You can choose to go without coverage. This might be an option if you’ve accumulated sufficient resources so that you can self-insure.
Advantages and disadvantages of level term life insurance
- Predictable premium costs for the life of the policy.
- Death benefits stay the same for the life of the policy.
- It is a very straightforward type of policy. You are simply exchanging premium costs for a specified time and amount of coverage.
- It’s generally the most affordable form of coverage.
- It makes great sense when you want to provide protection during a specific time in your life when you have certain obligations. That might include ensuring that your children's college expenses are protected, or that your mortgage will be paid for if you die.
- The length of the policy is flexible to address the changing needs of your life.
- There is no cash value component. If you surrender the policy early, you do not get any money back. Also, you can't take a loan out against the policy.
- You will not receive dividend payouts like you would with some other types of insurance policies.
- You can't increase the face amount of the policy unless you have a guaranteed insurability rider in place that expressly allows you to increase coverage.

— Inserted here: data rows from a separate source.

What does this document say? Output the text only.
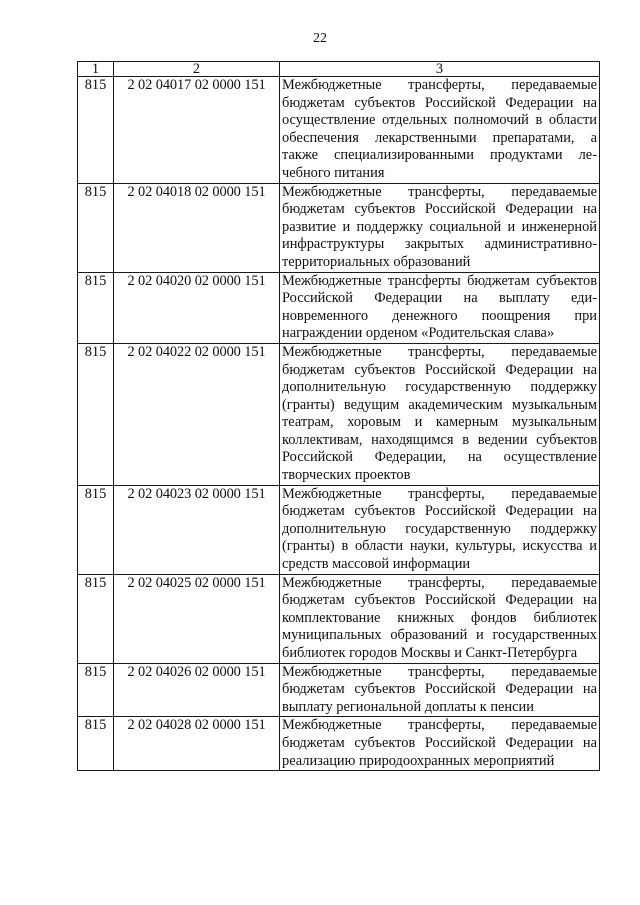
22
1	2	3
815	2 02 04017 02 0000 151	Межбюджетные трансферты, передаваемые бюджетам субъектов Российской Федерации на осуществление отдельных полномочий в области обеспечения лекарственными препаратами, а также специализированными продуктами лечебного питания
815	2 02 04018 02 0000 151	Межбюджетные трансферты, передаваемые бюджетам субъектов Российской Федерации на развитие и поддержку социальной и инженерной инфраструктуры закрытых административно-территориальных образований
815	2 02 04020 02 0000 151	Межбюджетные трансферты бюджетам субъектов Российской Федерации на выплату единовременного денежного поощрения при награждении орденом «Родительская слава»
815	2 02 04022 02 0000 151	Межбюджетные трансферты, передаваемые бюджетам субъектов Российской Федерации на дополнительную государственную поддержку (гранты) ведущим академическим музыкальным театрам, хоровым и камерным музыкальным коллективам, находящимся в ведении субъектов Российской Федерации, на осуществление творческих проектов
815	2 02 04023 02 0000 151	Межбюджетные трансферты, передаваемые бюджетам субъектов Российской Федерации на дополнительную государственную поддержку (гранты) в области науки, культуры, искусства и средств массовой информации
815	2 02 04025 02 0000 151	Межбюджетные трансферты, передаваемые бюджетам субъектов Российской Федерации на комплектование книжных фондов библиотек муниципальных образований и государственных библиотек городов Москвы и Санкт-Петербурга
815	2 02 04026 02 0000 151	Межбюджетные трансферты, передаваемые бюджетам субъектов Российской Федерации на выплату региональной доплаты к пенсии
815	2 02 04028 02 0000 151	Межбюджетные трансферты, передаваемые бюджетам субъектов Российской Федерации на реализацию природоохранных мероприятий
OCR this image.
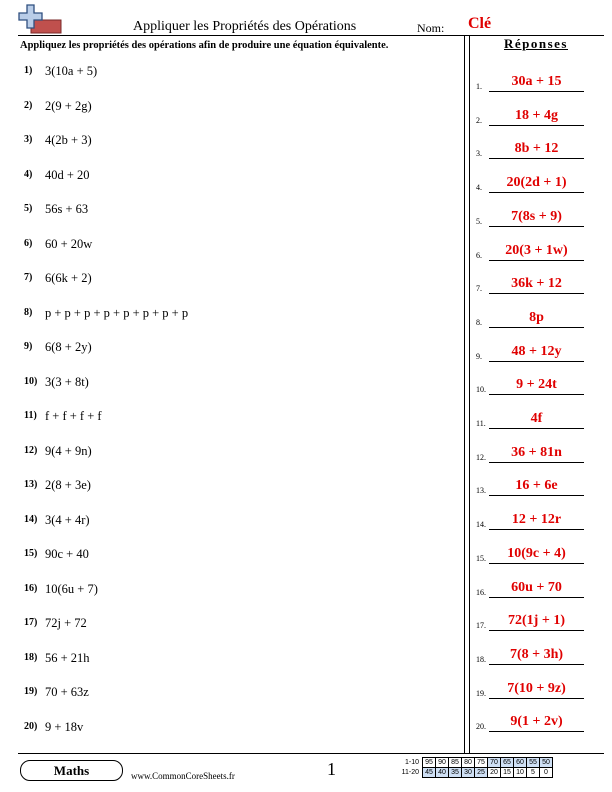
Appliquer les Propriétés des Opérations	Nom: Clé
Appliquez les propriétés des opérations afin de produire une équation équivalente.	Réponses
1) 3(10a + 5)
2) 2(9 + 2g)
3) 4(2b + 3)
4) 40d + 20
5) 56s + 63
6) 60 + 20w
7) 6(6k + 2)
8) p + p + p + p + p + p + p + p
9) 6(8 + 2y)
10) 3(3 + 8t)
11) f + f + f + f
12) 9(4 + 9n)
13) 2(8 + 3e)
14) 3(4 + 4r)
15) 90c + 40
16) 10(6u + 7)
17) 72j + 72
18) 56 + 21h
19) 70 + 63z
20) 9 + 18v
1.	30a + 15
2.	18 + 4g
3.	8b + 12
4.	20(2d + 1)
5.	7(8s + 9)
6.	20(3 + 1w)
7.	36k + 12
8.	8p
9.	48 + 12y
10.	9 + 24t
11.	4f
12.	36 + 81n
13.	16 + 6e
14.	12 + 12r
15.	10(9c + 4)
16.	60u + 70
17.	72(1j + 1)
18.	7(8 + 3h)
19.	7(10 + 9z)
20.	9(1 + 2v)
Maths	www.CommonCoreSheets.fr	1	1-10	95	90	85	80	75	70	65	60	55	50
11-20	45	40	35	30	25	20	15	10	5	0
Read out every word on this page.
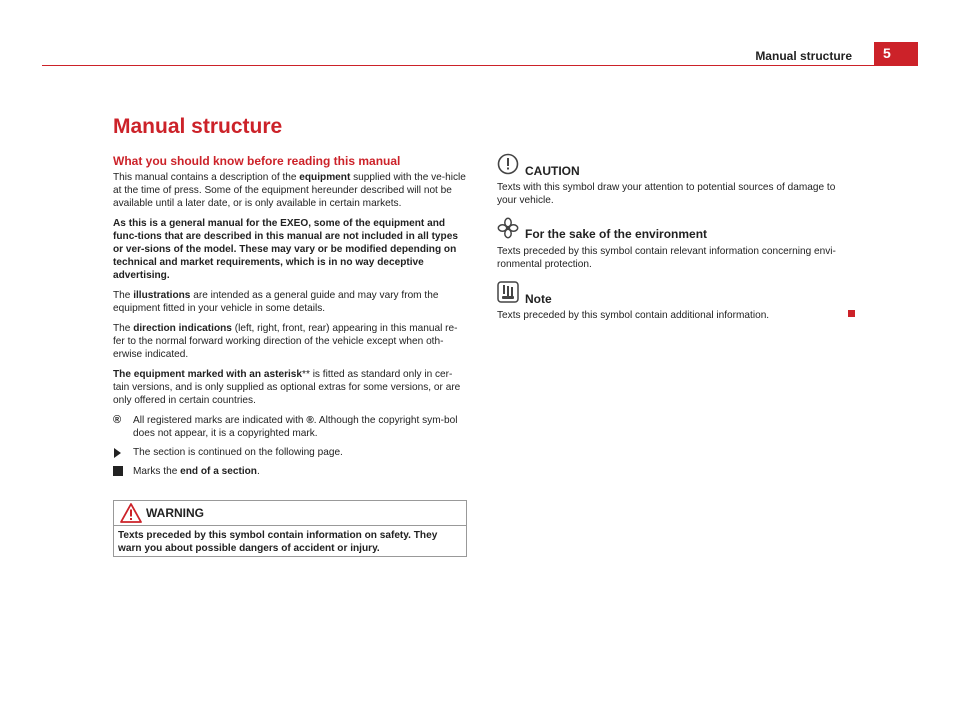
Manual structure 5
Manual structure
What you should know before reading this manual

This manual contains a description of the equipment supplied with the ve-hicle at the time of press. Some of the equipment hereunder described will not be available until a later date, or is only available in certain markets.

As this is a general manual for the EXEO, some of the equipment and func-tions that are described in this manual are not included in all types or ver-sions of the model. These may vary or be modified depending on technical and market requirements, which is in no way deceptive advertising.

The illustrations are intended as a general guide and may vary from the equipment fitted in your vehicle in some details.

The direction indications (left, right, front, rear) appearing in this manual re-fer to the normal forward working direction of the vehicle except when oth-erwise indicated.

The equipment marked with an asterisk** is fitted as standard only in cer-tain versions, and is only supplied as optional extras for some versions, or are only offered in certain countries.

®	All registered marks are indicated with ®. Although the copyright sym-bol does not appear, it is a copyrighted mark.
The section is continued on the following page.
Marks the end of a section.
WARNING
Texts preceded by this symbol contain information on safety. They warn you about possible dangers of accident or injury.
CAUTION
Texts with this symbol draw your attention to potential sources of damage to your vehicle.
For the sake of the environment
Texts preceded by this symbol contain relevant information concerning envi-ronmental protection.
Note
Texts preceded by this symbol contain additional information.
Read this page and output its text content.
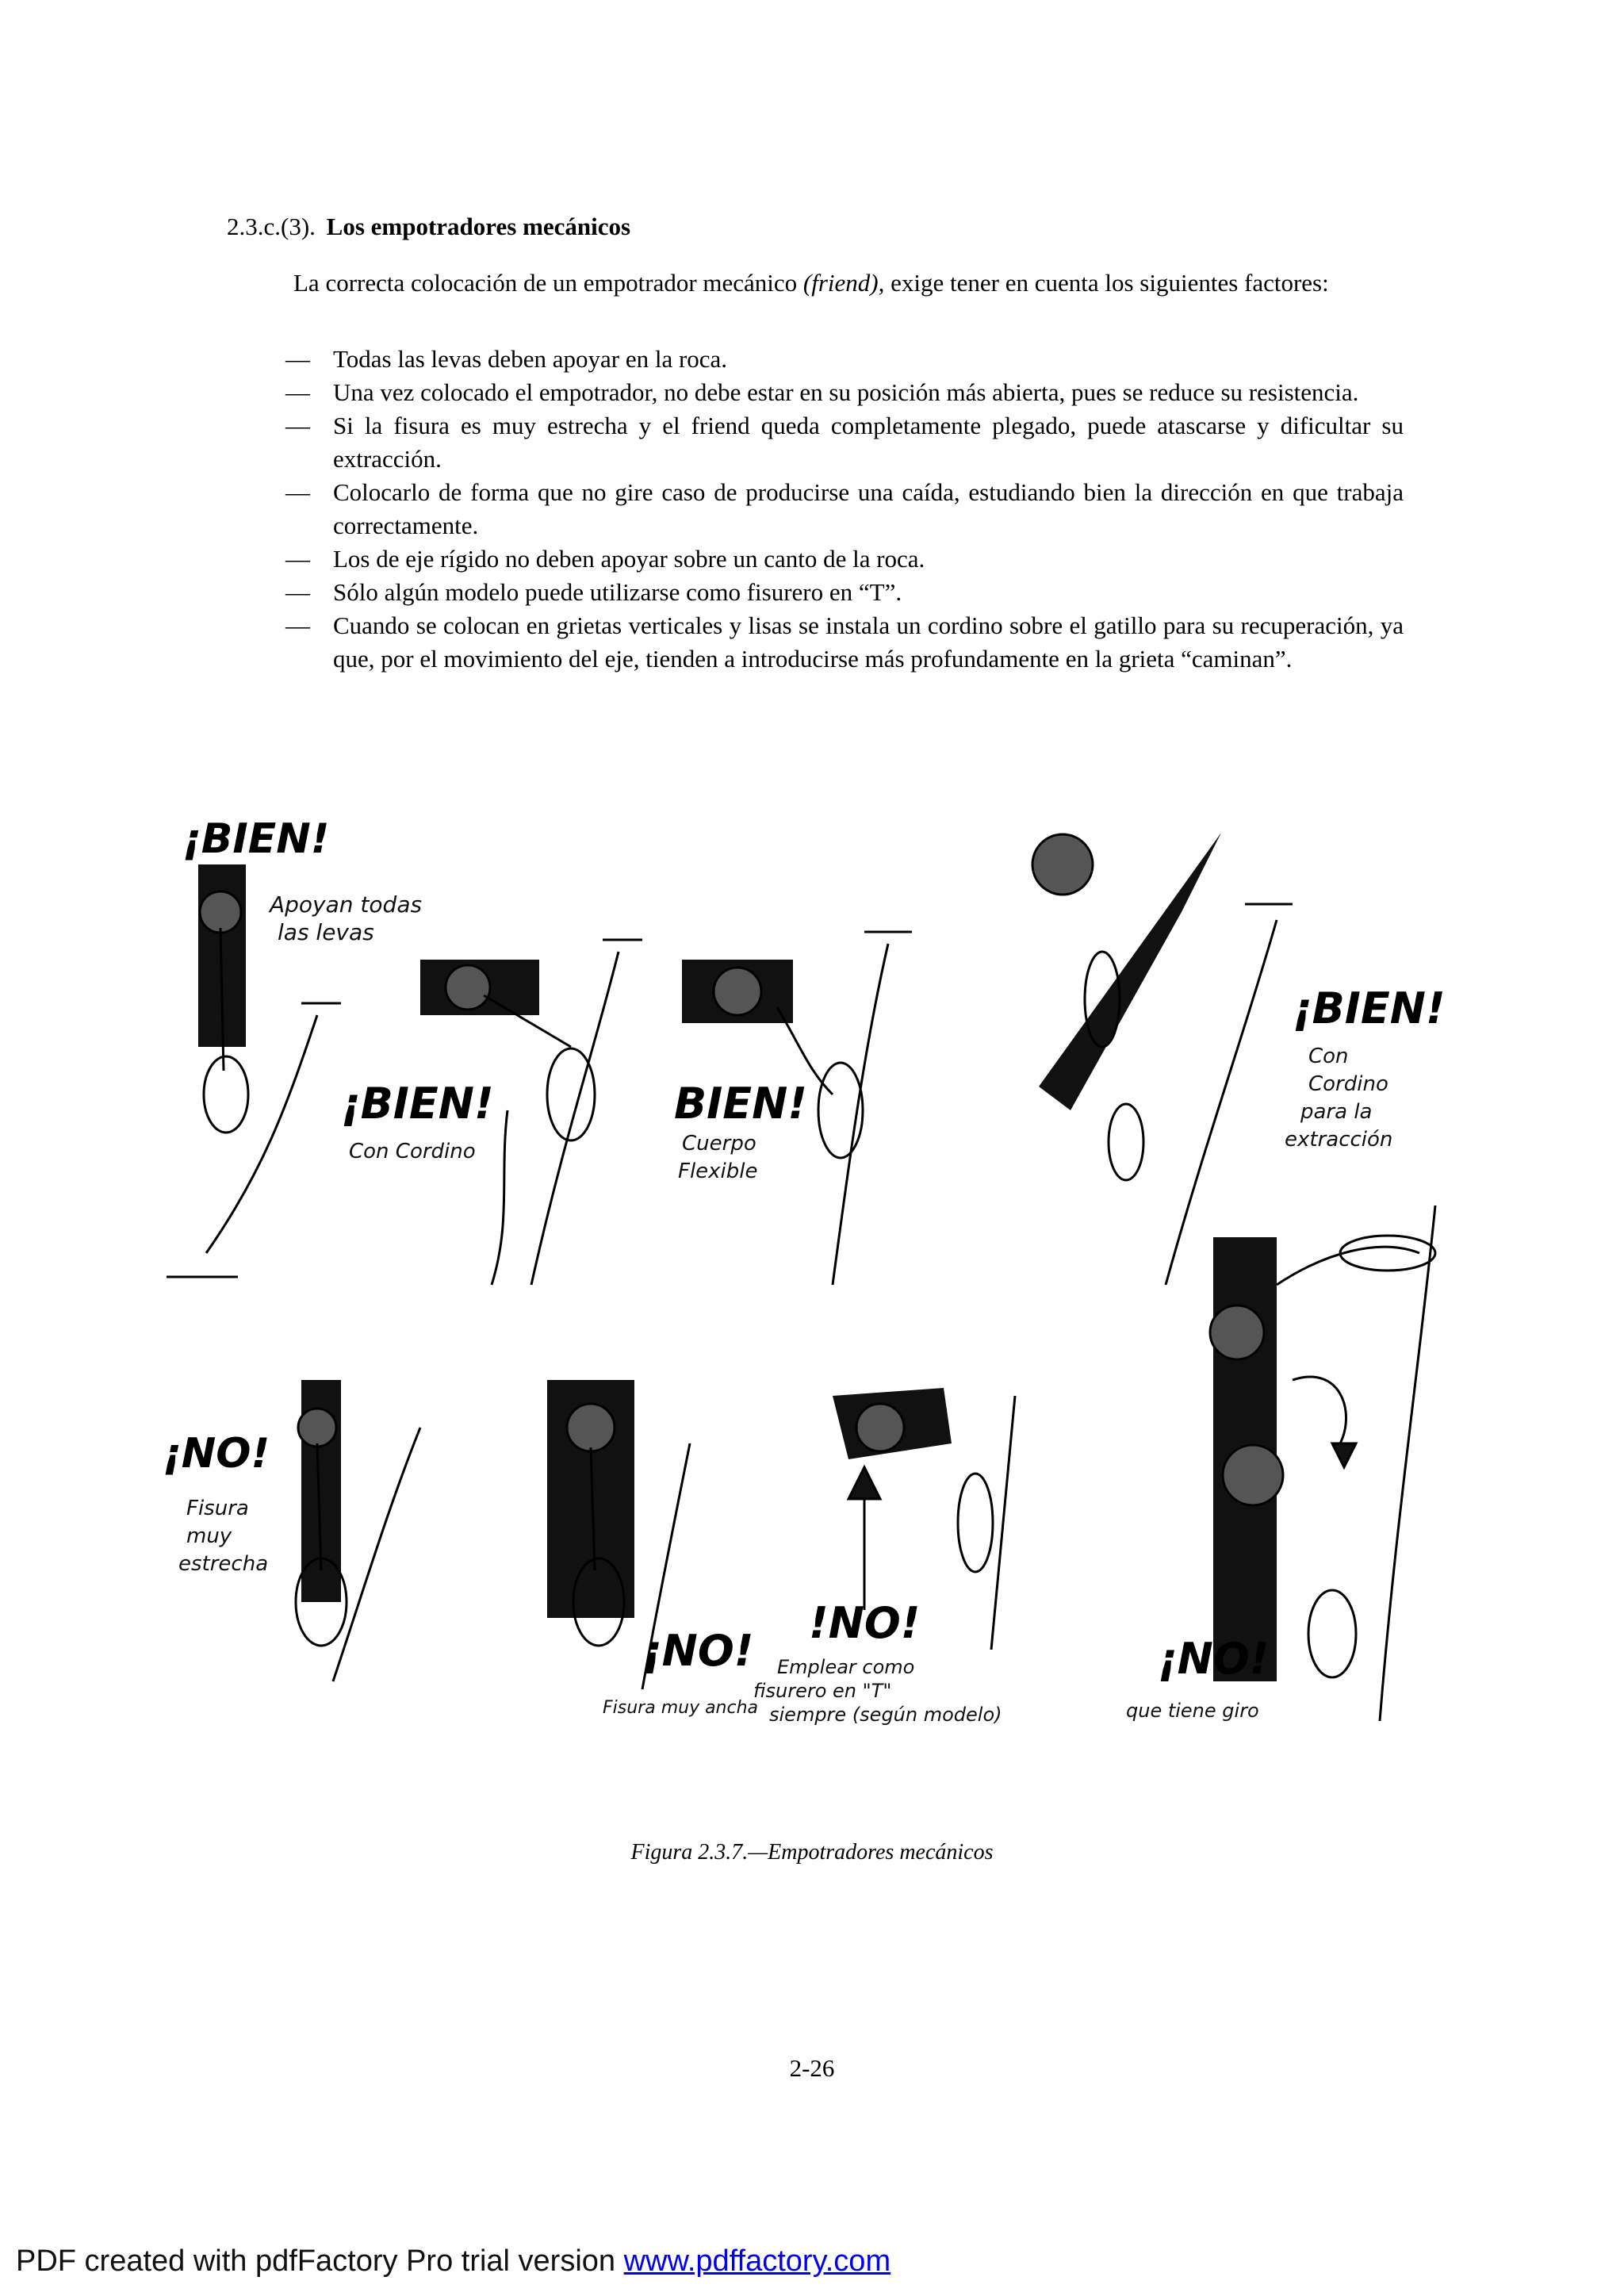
2.3.c.(3). Los empotradores mecánicos
La correcta colocación de un empotrador mecánico (friend), exige tener en cuenta los siguientes factores:
— Todas las levas deben apoyar en la roca.
— Una vez colocado el empotrador, no debe estar en su posición más abierta, pues se reduce su resistencia.
— Si la fisura es muy estrecha y el friend queda completamente plegado, puede atascarse y dificultar su extracción.
— Colocarlo de forma que no gire caso de producirse una caída, estudiando bien la dirección en que trabaja correctamente.
— Los de eje rígido no deben apoyar sobre un canto de la roca.
— Sólo algún modelo puede utilizarse como fisurero en “T”.
— Cuando se colocan en grietas verticales y lisas se instala un cordino sobre el gatillo para su recuperación, ya que, por el movimiento del eje, tienden a introducirse más profundamente en la grieta “caminan”.
¡BIEN!
Apoyan todas
las levas
¡BIEN!
Con Cordino
BIEN!
Cuerpo
Flexible
¡BIEN!
Con
Cordino
para la
extracción
¡NO!
Fisura
muy
estrecha
¡NO!
Fisura muy ancha
!NO!
Emplear como
fisurero en "T"
siempre (según modelo)
¡NO!
que tiene giro
Figura 2.3.7.—Empotradores mecánicos
2-26
PDF created with pdfFactory Pro trial version www.pdffactory.com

- When the policy expires, it will cost you more to execute a new life insurance policy.
Should you buy a level term life insurance policy?
You need to determine what your needs, wants, and goals are in your life and how life insurance can provide you with the right kind of peace of mind for you and your family.
For many people, especially those just starting out, level term life insurance is an affordable way to protect your family. Others will want the benefits that a whole life policy can provide and go that route instead.
Before you decide, the best thing to do is to talk to a licensed and experienced life insurance agent about your situation. A good will not only be able to advise you but also help you with a cost comparison and what levels of coverage make the most sense now and in the future.